The Commission found that the proposed transaction is unlikely to lead to a substantial lessening of competition. The Commission also found that the proposed transaction is unlikely to lead to job losses. In addition, the Commission found that the proposed transaction is unlikely to have a negative impact on other public interest grounds.       

Proposed merger between Super Group Holdings (Pty) Ltd (Super Group Holdings) and ABF Legend Logistics (Pty) Ltd (ABF)

The Commission has approved without conditions the intermediate merger whereby Super Group Holdings intends to acquire ABF.

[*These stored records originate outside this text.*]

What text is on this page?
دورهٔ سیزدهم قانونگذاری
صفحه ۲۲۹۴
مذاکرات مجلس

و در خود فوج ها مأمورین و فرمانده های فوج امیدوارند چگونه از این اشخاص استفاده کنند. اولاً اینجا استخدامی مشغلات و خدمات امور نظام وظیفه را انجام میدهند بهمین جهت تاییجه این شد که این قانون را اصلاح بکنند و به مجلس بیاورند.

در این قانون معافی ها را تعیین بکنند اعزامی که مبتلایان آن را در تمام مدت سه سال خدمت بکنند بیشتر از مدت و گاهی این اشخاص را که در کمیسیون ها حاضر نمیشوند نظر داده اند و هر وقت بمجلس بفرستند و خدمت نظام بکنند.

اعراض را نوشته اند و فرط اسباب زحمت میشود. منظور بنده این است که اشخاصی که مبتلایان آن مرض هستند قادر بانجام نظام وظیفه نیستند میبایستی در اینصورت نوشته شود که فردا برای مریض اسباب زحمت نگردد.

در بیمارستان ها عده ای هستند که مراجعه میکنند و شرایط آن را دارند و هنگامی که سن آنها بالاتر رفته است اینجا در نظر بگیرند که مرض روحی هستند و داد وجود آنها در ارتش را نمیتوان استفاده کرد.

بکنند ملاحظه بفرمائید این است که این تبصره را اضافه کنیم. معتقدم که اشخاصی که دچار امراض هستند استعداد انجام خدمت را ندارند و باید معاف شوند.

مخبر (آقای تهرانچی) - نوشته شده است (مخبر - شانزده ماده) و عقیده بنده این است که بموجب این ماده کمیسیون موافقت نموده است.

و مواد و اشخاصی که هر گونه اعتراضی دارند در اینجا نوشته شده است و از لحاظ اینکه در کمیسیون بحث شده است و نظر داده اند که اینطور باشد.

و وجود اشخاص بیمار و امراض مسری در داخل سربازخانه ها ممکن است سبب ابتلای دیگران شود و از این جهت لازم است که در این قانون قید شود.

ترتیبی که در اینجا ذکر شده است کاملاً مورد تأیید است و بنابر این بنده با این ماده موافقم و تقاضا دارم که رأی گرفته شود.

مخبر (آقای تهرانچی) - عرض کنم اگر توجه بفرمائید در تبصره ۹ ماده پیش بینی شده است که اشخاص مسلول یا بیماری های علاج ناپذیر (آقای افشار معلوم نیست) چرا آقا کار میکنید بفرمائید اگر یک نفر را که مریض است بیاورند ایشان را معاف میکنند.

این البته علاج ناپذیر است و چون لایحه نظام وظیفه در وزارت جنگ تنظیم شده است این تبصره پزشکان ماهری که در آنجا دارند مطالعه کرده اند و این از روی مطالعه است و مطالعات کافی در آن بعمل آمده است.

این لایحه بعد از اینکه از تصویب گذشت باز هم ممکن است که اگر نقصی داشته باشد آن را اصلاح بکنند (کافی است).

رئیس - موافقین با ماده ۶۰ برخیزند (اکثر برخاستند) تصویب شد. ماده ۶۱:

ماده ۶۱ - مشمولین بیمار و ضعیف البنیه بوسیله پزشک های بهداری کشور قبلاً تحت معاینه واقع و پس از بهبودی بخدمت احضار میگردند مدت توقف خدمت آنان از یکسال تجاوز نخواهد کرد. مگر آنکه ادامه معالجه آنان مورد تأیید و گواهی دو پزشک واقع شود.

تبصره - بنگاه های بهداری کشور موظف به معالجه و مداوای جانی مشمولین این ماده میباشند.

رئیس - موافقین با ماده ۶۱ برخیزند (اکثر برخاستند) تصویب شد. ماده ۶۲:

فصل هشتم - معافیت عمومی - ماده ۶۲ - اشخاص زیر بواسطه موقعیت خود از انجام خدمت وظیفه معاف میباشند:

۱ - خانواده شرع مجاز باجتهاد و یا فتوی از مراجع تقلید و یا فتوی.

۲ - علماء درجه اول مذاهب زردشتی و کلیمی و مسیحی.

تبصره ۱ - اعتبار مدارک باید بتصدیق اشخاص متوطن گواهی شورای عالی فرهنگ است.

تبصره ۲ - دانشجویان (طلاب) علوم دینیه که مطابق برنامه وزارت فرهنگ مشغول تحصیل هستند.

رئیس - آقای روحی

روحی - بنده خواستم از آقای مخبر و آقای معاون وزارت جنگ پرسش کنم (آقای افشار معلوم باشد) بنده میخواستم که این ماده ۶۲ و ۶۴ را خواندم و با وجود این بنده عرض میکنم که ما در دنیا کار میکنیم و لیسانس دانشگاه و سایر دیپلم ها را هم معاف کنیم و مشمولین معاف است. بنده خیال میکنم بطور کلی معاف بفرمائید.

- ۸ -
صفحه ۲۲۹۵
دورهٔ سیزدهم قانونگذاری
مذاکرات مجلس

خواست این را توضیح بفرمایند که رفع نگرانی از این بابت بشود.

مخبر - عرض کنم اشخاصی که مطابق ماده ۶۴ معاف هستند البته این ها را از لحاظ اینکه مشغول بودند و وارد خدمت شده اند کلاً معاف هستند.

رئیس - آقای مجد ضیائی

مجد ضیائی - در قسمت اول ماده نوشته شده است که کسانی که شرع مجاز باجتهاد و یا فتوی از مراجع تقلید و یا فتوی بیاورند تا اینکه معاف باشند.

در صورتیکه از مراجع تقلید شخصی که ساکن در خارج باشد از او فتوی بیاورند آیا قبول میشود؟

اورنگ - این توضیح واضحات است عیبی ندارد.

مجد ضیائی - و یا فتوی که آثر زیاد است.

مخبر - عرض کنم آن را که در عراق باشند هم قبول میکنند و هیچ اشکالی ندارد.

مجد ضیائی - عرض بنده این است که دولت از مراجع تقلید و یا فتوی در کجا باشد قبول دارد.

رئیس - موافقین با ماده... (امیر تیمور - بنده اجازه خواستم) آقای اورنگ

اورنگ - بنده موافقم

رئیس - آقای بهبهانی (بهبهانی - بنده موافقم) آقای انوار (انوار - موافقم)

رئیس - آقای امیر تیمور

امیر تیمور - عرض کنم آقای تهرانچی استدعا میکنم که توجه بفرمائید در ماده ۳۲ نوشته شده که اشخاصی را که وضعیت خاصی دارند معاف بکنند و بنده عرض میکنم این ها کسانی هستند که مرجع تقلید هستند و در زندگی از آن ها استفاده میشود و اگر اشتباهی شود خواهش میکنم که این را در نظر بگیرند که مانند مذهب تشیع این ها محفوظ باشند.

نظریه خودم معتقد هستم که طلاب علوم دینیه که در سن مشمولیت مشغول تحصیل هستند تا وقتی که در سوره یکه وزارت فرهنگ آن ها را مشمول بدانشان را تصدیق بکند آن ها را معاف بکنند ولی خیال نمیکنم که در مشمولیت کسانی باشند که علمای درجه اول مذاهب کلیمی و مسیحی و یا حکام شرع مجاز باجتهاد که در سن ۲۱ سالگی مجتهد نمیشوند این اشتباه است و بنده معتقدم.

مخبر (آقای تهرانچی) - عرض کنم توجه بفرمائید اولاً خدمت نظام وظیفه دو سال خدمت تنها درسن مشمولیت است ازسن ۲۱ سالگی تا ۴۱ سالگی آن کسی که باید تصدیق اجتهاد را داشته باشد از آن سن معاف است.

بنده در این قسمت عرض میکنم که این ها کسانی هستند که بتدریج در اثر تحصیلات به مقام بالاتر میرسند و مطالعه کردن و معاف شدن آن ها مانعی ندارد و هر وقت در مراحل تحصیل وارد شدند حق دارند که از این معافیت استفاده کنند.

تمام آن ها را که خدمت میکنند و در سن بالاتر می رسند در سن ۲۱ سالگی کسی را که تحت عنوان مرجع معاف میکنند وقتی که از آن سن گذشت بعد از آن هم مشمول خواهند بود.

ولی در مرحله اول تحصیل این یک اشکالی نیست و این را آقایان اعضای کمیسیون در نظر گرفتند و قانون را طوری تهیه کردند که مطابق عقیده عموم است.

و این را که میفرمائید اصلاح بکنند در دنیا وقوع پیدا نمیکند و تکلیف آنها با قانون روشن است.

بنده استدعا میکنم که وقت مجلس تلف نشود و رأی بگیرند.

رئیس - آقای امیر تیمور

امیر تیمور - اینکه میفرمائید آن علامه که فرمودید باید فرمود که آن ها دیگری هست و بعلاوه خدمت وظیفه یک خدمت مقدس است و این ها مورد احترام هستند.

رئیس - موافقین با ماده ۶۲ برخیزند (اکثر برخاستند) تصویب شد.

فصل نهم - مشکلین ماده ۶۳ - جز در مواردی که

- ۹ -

Super Group is a supply chain mobility company revolving around the optimisation of supply chain processes and vehicle fleets. Its business encompasses the planning and management of all activities across the supply chain, including the sourcing, procurement, transport and warehousing of goods and services. ABF provides coal hauling services that involve the collection of coal from Witbank (Emalahleni) and Middelburg. The coal, collected by ABF, is transported to different Eskom power stations and train stations that are situated within the Mpumalanga Province.

The Commission considered the activities of the merging parties and found that there is a horizontal overlap in the provision of coal hauling services in Mpumalanga. The Commission found that the proposed transaction is unlikely to substantially prevent or lessen competition in the provision of coal hauling services in Mpumalanga, as the combined post-merger market share remains low. Further, the vertical relationship between the merging parties is unlikely to result in any foreclosure concerns. In addition, the proposed merger does not raise any other public interest issues.


Non Referrals – The Commission has taken a decision to non-refer (i.e. not to prosecute) the following cases:

a)  Idatha (Pty) Ltd v South African Social Security Agency - The Commission found that the conduct complained of does not contravene the Competition Act.

b)  M F Swanepoel v South African Airways - The Commission found that the conduct complained of does not contravene the Competition Act.

c) Ursula Spennato (RNS Multi-listing System) v Kelly Cremer Whitfields Estate Agents - The Commission found that the conduct complained of does not contravene the Competition Act.

d)  June Lewis v Club Mykonos Langebaan Home Owners Association - The Commission found that the conduct complained of does not contravene the Competition Act.

e)  Mr Mohamed Rafique Moosa v Master of the High Court Pretoria - The Commission found that the conduct complained of does not contravene the Competition Act.

f)  Martens Manufacturing (Pty) Ltd v CAD Metallising cc - The Commission found that the conduct complained of does not contravene the Competition Act.

g)  Compact Aerial Services (Pty) Ltd v SGS South Africa (Pty) Ltd - The Commission found that the conduct complained of does not contravene the Competition Act.

h)  FA Archer v Cell C (Pty) Ltd - The Commission found that the conduct complained of does not contravene the Competition Act.

i)  SEEFF Properties Potchefstroom v North West University: Potchefstroom Campus and Pukki-Verblyf - The Commission found that the conduct complained of does not contravene the Competition Act.